SYDNEY — Australia has entered a new phase that could see any Australian consigned to imprisonment without any evidence for crimes they have not committed, warned the author of a new book on the trial and imprisonment of Cardinal George Pell.
Keith Windschuttle, a former Australian Broadcasting Corp. board member who is also the editor of Quadrant magazine, warned that “within the ideological imperatives that prevail today, any one of us could become a George Pell.”
“It was as if Kafka’s ‘The Trial’ had moved from the Czech Republic and relocated to Melbourne,” Windschuttle said at the launch of his book, The Persecution of George Pell, in Sydney Dec. 10.
“Any one of us could now be accused by strangers of reprehensible behavior and then find the weight of the nation’s structures of law, government and public opinion piled on top of us,” he warned.
The 408-page book catalogues and explores a surreal pattern of inconsistencies and intrigues in the Pell case, which saw a leading global church figure accused of sexual abuse and, despite no evidence being presented, ultimately jailed.
Pell “was lucky to be saved at the last minute by his only remaining hope, the judges of the Australian High Court,” he said. “They retained enough independence and integrity to see the truth of the case as it was.”
However, he warned, “there are no guarantees that future members of the High Court will act as credibly as those who acquitted Pell.”
Windschuttle described the process, which included Victorian Police advertising to seek accusations against the cardinal, and the progress of his trial, conviction and failed appeal as a reflection of decaying integrity in the lower echelons of legal structures in the Australian state of Victoria.
“The whole case was based on a fundamental overturning of traditions of law,” he said. “There wasn’t a presumption of innocence — there was a presumption of guilt.
“Pell had to provide enough evidence to prove he was innocent.”
Meanwhile, the legal process was arguably interfered with in a “trial by media” phenomenon, with journalists believing their opinions to be above the proper processes of criminal justice, the author said.

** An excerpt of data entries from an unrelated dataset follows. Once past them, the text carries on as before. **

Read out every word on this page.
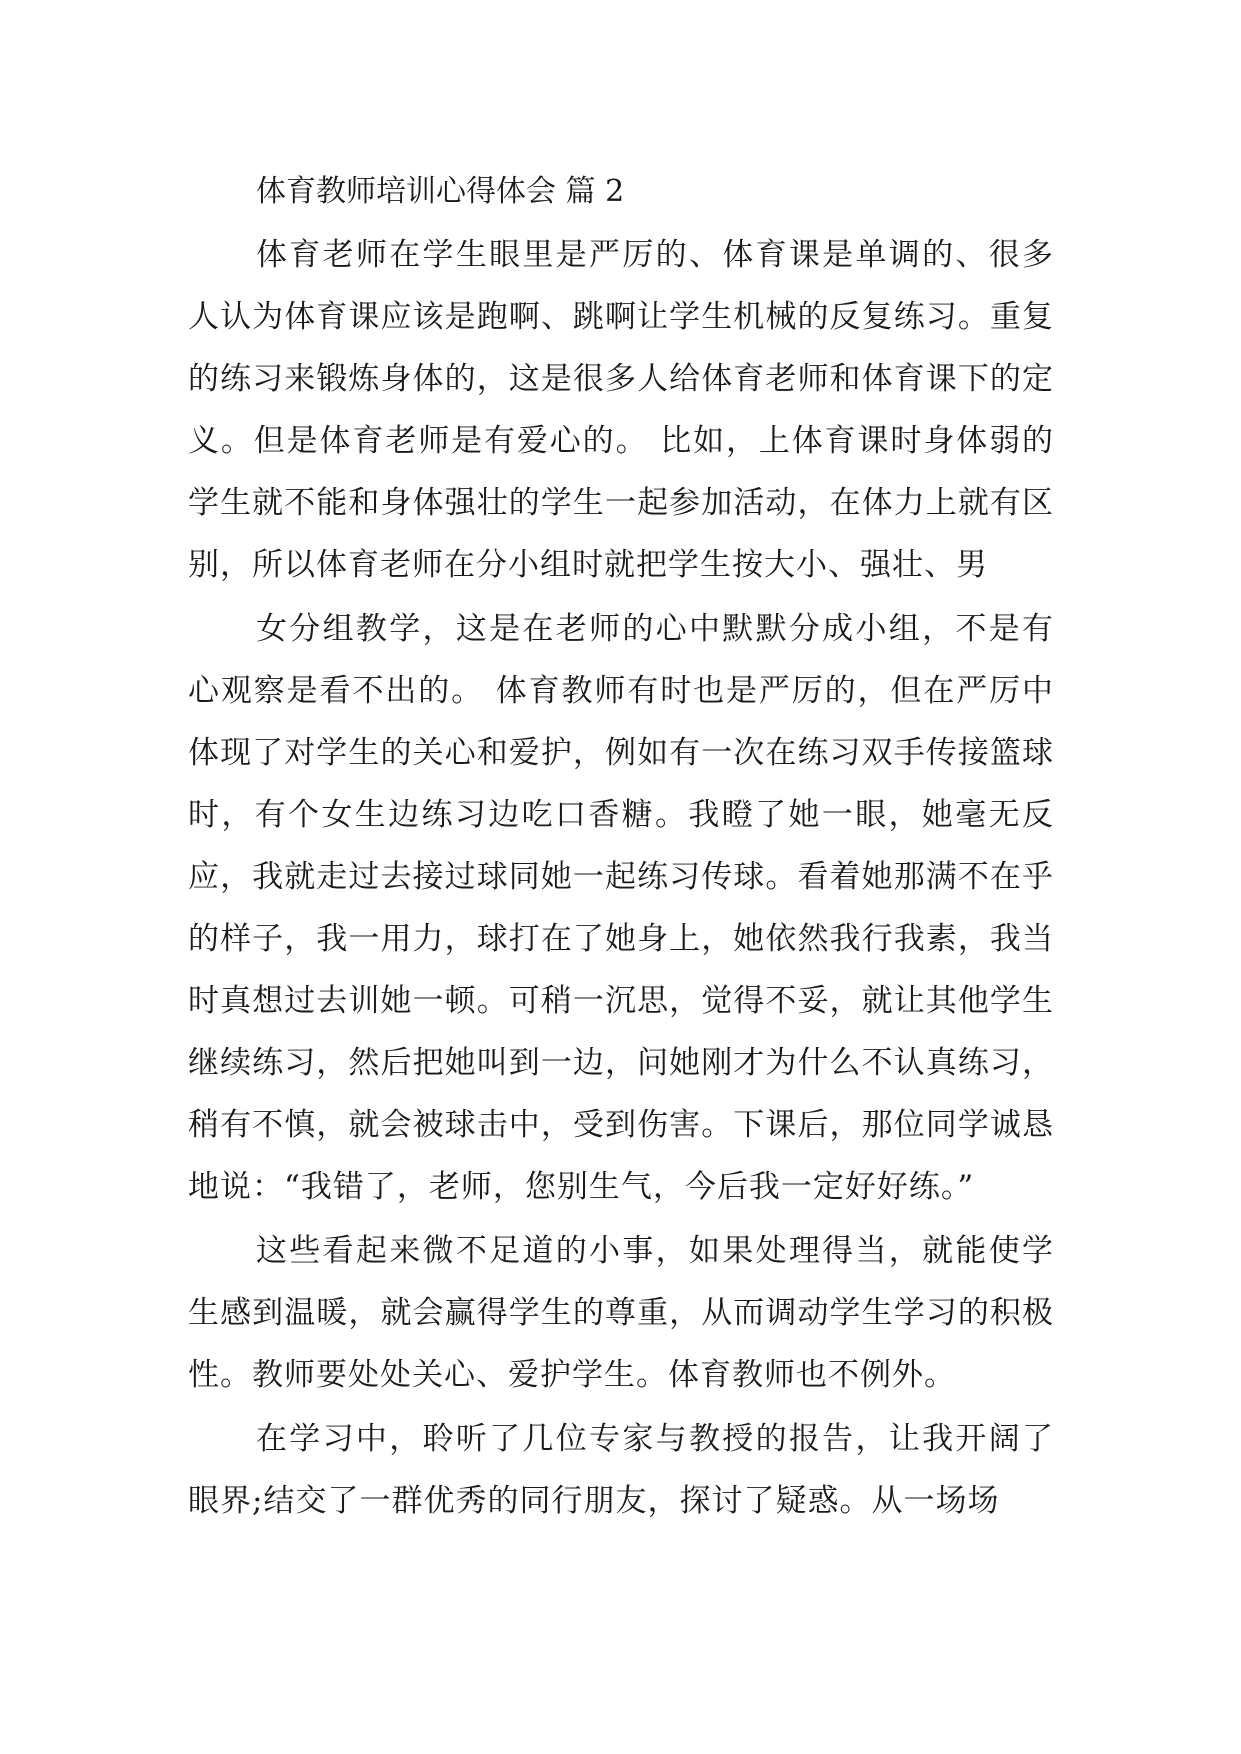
体育教师培训心得体会 篇 2

体育老师在学生眼里是严厉的、体育课是单调的、很多人认为体育课应该是跑啊、跳啊让学生机械的反复练习。重复的练习来锻炼身体的，这是很多人给体育老师和体育课下的定义。但是体育老师是有爱心的。 比如，上体育课时身体弱的学生就不能和身体强壮的学生一起参加活动，在体力上就有区别，所以体育老师在分小组时就把学生按大小、强壮、男

女分组教学，这是在老师的心中默默分成小组，不是有心观察是看不出的。 体育教师有时也是严厉的，但在严厉中体现了对学生的关心和爱护，例如有一次在练习双手传接篮球时，有个女生边练习边吃口香糖。我瞪了她一眼，她毫无反应，我就走过去接过球同她一起练习传球。看着她那满不在乎的样子，我一用力，球打在了她身上，她依然我行我素，我当时真想过去训她一顿。可稍一沉思，觉得不妥，就让其他学生继续练习，然后把她叫到一边，问她刚才为什么不认真练习，稍有不慎，就会被球击中，受到伤害。下课后，那位同学诚恳地说：“我错了，老师，您别生气，今后我一定好好练。”

这些看起来微不足道的小事，如果处理得当，就能使学生感到温暖，就会赢得学生的尊重，从而调动学生学习的积极性。教师要处处关心、爱护学生。体育教师也不例外。

在学习中，聆听了几位专家与教授的报告，让我开阔了眼界;结交了一群优秀的同行朋友，探讨了疑惑。从一场场
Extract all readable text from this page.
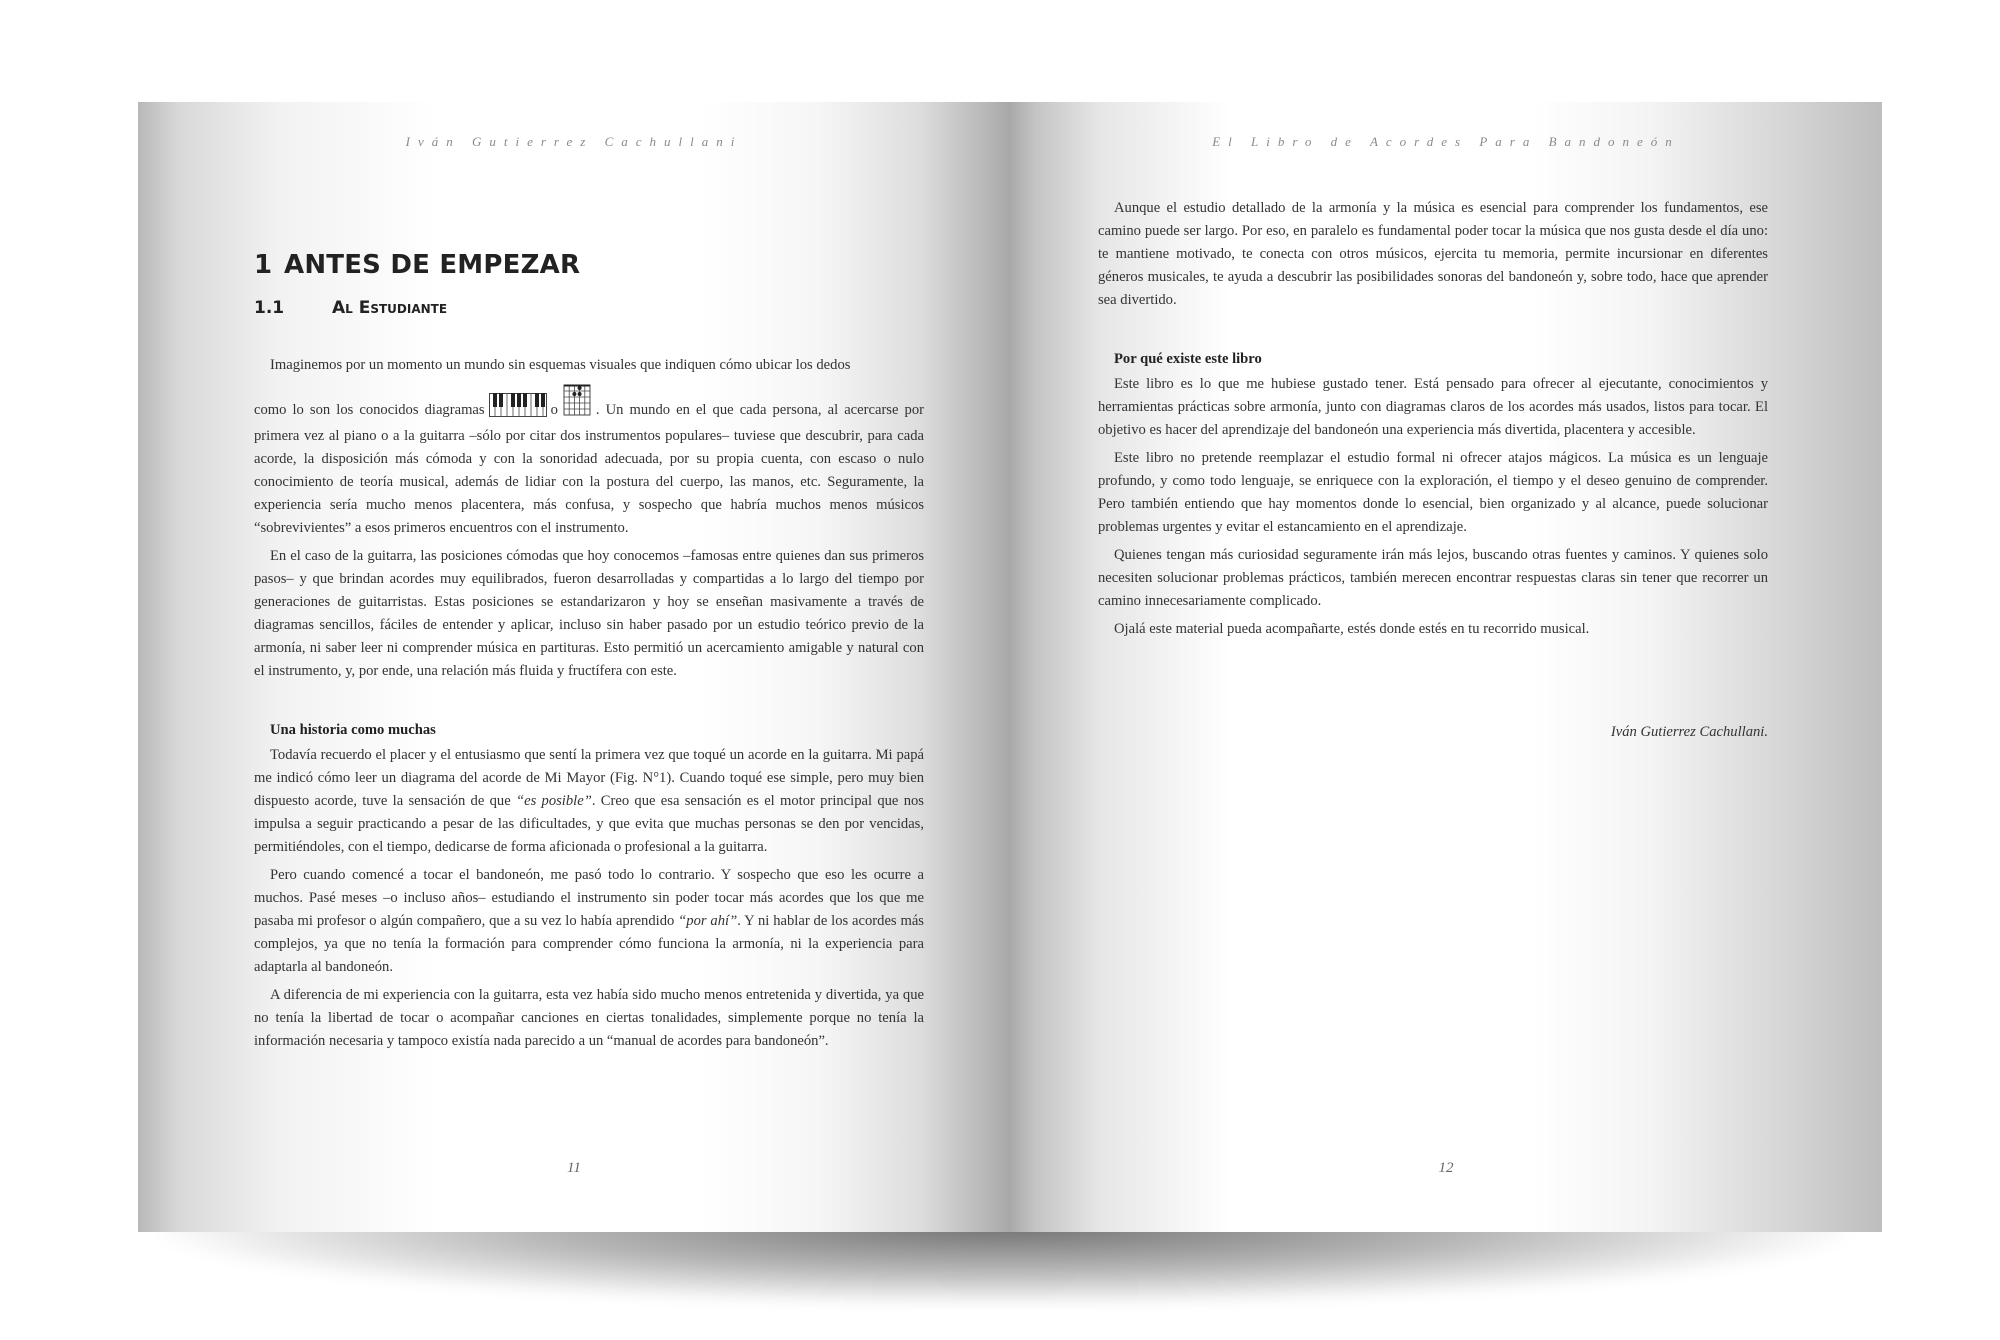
Iván Gutierrez Cachullani
1 ANTES DE EMPEZAR
1.1	Al Estudiante

Imaginemos por un momento un mundo sin esquemas visuales que indiquen cómo ubicar los dedos

como lo son los conocidos diagramas	o	. Un mundo en el que cada persona, al acercarse por primera vez al piano o a la guitarra –sólo por citar dos instrumentos populares– tuviese que descubrir, para cada acorde, la disposición más cómoda y con la sonoridad adecuada, por su propia cuenta, con escaso o nulo conocimiento de teoría musical, además de lidiar con la postura del cuerpo, las manos, etc. Seguramente, la experiencia sería mucho menos placentera, más confusa, y sospecho que habría muchos menos músicos “sobrevivientes” a esos primeros encuentros con el instrumento.

En el caso de la guitarra, las posiciones cómodas que hoy conocemos –famosas entre quienes dan sus primeros pasos– y que brindan acordes muy equilibrados, fueron desarrolladas y compartidas a lo largo del tiempo por generaciones de guitarristas. Estas posiciones se estandarizaron y hoy se enseñan masivamente a través de diagramas sencillos, fáciles de entender y aplicar, incluso sin haber pasado por un estudio teórico previo de la armonía, ni saber leer ni comprender música en partituras. Esto permitió un acercamiento amigable y natural con el instrumento, y, por ende, una relación más fluida y fructífera con este.

Una historia como muchas

Todavía recuerdo el placer y el entusiasmo que sentí la primera vez que toqué un acorde en la guitarra. Mi papá me indicó cómo leer un diagrama del acorde de Mi Mayor (Fig. N°1). Cuando toqué ese simple, pero muy bien dispuesto acorde, tuve la sensación de que “es posible”. Creo que esa sensación es el motor principal que nos impulsa a seguir practicando a pesar de las dificultades, y que evita que muchas personas se den por vencidas, permitiéndoles, con el tiempo, dedicarse de forma aficionada o profesional a la guitarra.

Pero cuando comencé a tocar el bandoneón, me pasó todo lo contrario. Y sospecho que eso les ocurre a muchos. Pasé meses –o incluso años– estudiando el instrumento sin poder tocar más acordes que los que me pasaba mi profesor o algún compañero, que a su vez lo había aprendido “por ahí”. Y ni hablar de los acordes más complejos, ya que no tenía la formación para comprender cómo funciona la armonía, ni la experiencia para adaptarla al bandoneón.

A diferencia de mi experiencia con la guitarra, esta vez había sido mucho menos entretenida y divertida, ya que no tenía la libertad de tocar o acompañar canciones en ciertas tonalidades, simplemente porque no tenía la información necesaria y tampoco existía nada parecido a un “manual de acordes para bandoneón”.

11
El Libro de Acordes Para Bandoneón

Aunque el estudio detallado de la armonía y la música es esencial para comprender los fundamentos, ese camino puede ser largo. Por eso, en paralelo es fundamental poder tocar la música que nos gusta desde el día uno: te mantiene motivado, te conecta con otros músicos, ejercita tu memoria, permite incursionar en diferentes géneros musicales, te ayuda a descubrir las posibilidades sonoras del bandoneón y, sobre todo, hace que aprender sea divertido.

Por qué existe este libro

Este libro es lo que me hubiese gustado tener. Está pensado para ofrecer al ejecutante, conocimientos y herramientas prácticas sobre armonía, junto con diagramas claros de los acordes más usados, listos para tocar. El objetivo es hacer del aprendizaje del bandoneón una experiencia más divertida, placentera y accesible.

Este libro no pretende reemplazar el estudio formal ni ofrecer atajos mágicos. La música es un lenguaje profundo, y como todo lenguaje, se enriquece con la exploración, el tiempo y el deseo genuino de comprender. Pero también entiendo que hay momentos donde lo esencial, bien organizado y al alcance, puede solucionar problemas urgentes y evitar el estancamiento en el aprendizaje.

Quienes tengan más curiosidad seguramente irán más lejos, buscando otras fuentes y caminos. Y quienes solo necesiten solucionar problemas prácticos, también merecen encontrar respuestas claras sin tener que recorrer un camino innecesariamente complicado.

Ojalá este material pueda acompañarte, estés donde estés en tu recorrido musical.

Iván Gutierrez Cachullani.

12
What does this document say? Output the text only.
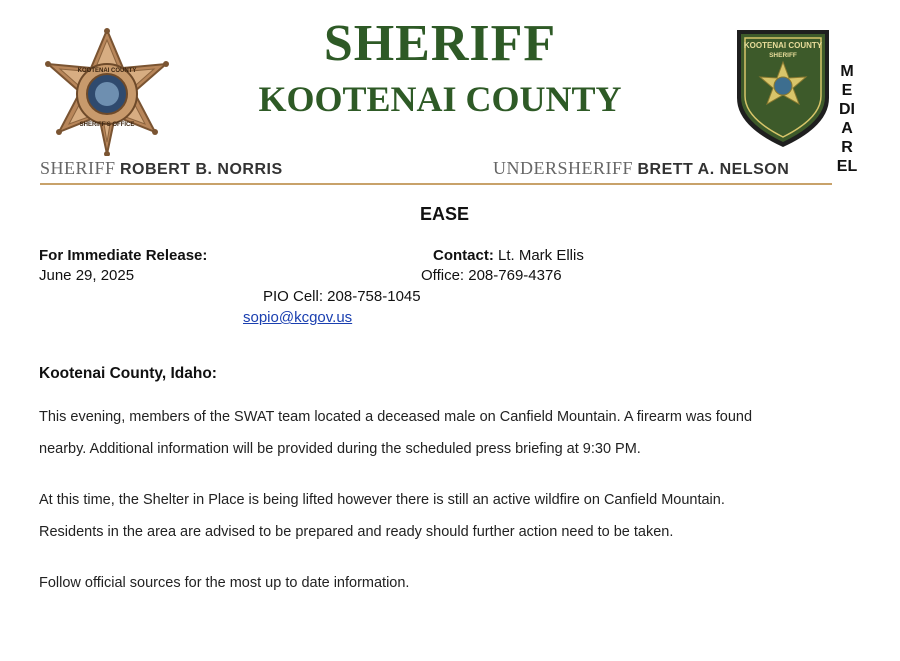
KOOTENAI COUNTY
SHERIFF'S OFFICE
KOOTENAI COUNTY
SHERIFF
SHERIFF
KOOTENAI COUNTY
SHERIFF ROBERT B. NORRIS	UNDERSHERIFF BRETT A. NELSON
M
E
DI
A
R
EL
EASE
For Immediate Release:
June 29, 2025
Contact: Lt. Mark Ellis
Office: 208-769-4376
PIO Cell: 208-758-1045
sopio@kcgov.us
Kootenai County, Idaho:
This evening, members of the SWAT team located a deceased male on Canfield Mountain. A firearm was found
nearby. Additional information will be provided during the scheduled press briefing at 9:30 PM.
At this time, the Shelter in Place is being lifted however there is still an active wildfire on Canfield Mountain.
Residents in the area are advised to be prepared and ready should further action need to be taken.
Follow official sources for the most up to date information.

He said even after the High Court unanimously declared Pell innocent, journalists have continued to act as if its decision was of minimal importance or in error.
The author was especially critical of Australia’s national taxpayer-funded broadcaster.
“These ABC journalists write as if they got it right and it’s the High Court who are wrong — as if they are superior to the High Court,” he said. “But if you read (its decision), the High Court decision is utterly scathing of the whole case, shaming the lawyers who went along with it.”
The former ABC board member criticized the current state of journalism in the nation.
“I am of the conclusion that the ABC is unreformable,” he said, “but no foreseeable government would have the courage to initiate accountability in this area.”
He said the case was symptomatic of a far wider problem in Australian life.
“(Harmful) ideological forces now dominate our education systems, especially universities, and they have also infected our news media, our police and even our defense forces.”
Anyone who falls out of favor with the public zeitgeist could potentially have no recourse to a fair legal process which is due to all Australians, he warned.
“As the Pell case proves beyond doubt, these forces have also woven threads into our legal systems and have changed both the law itself and the assumptions of many people within the legal system,” he said.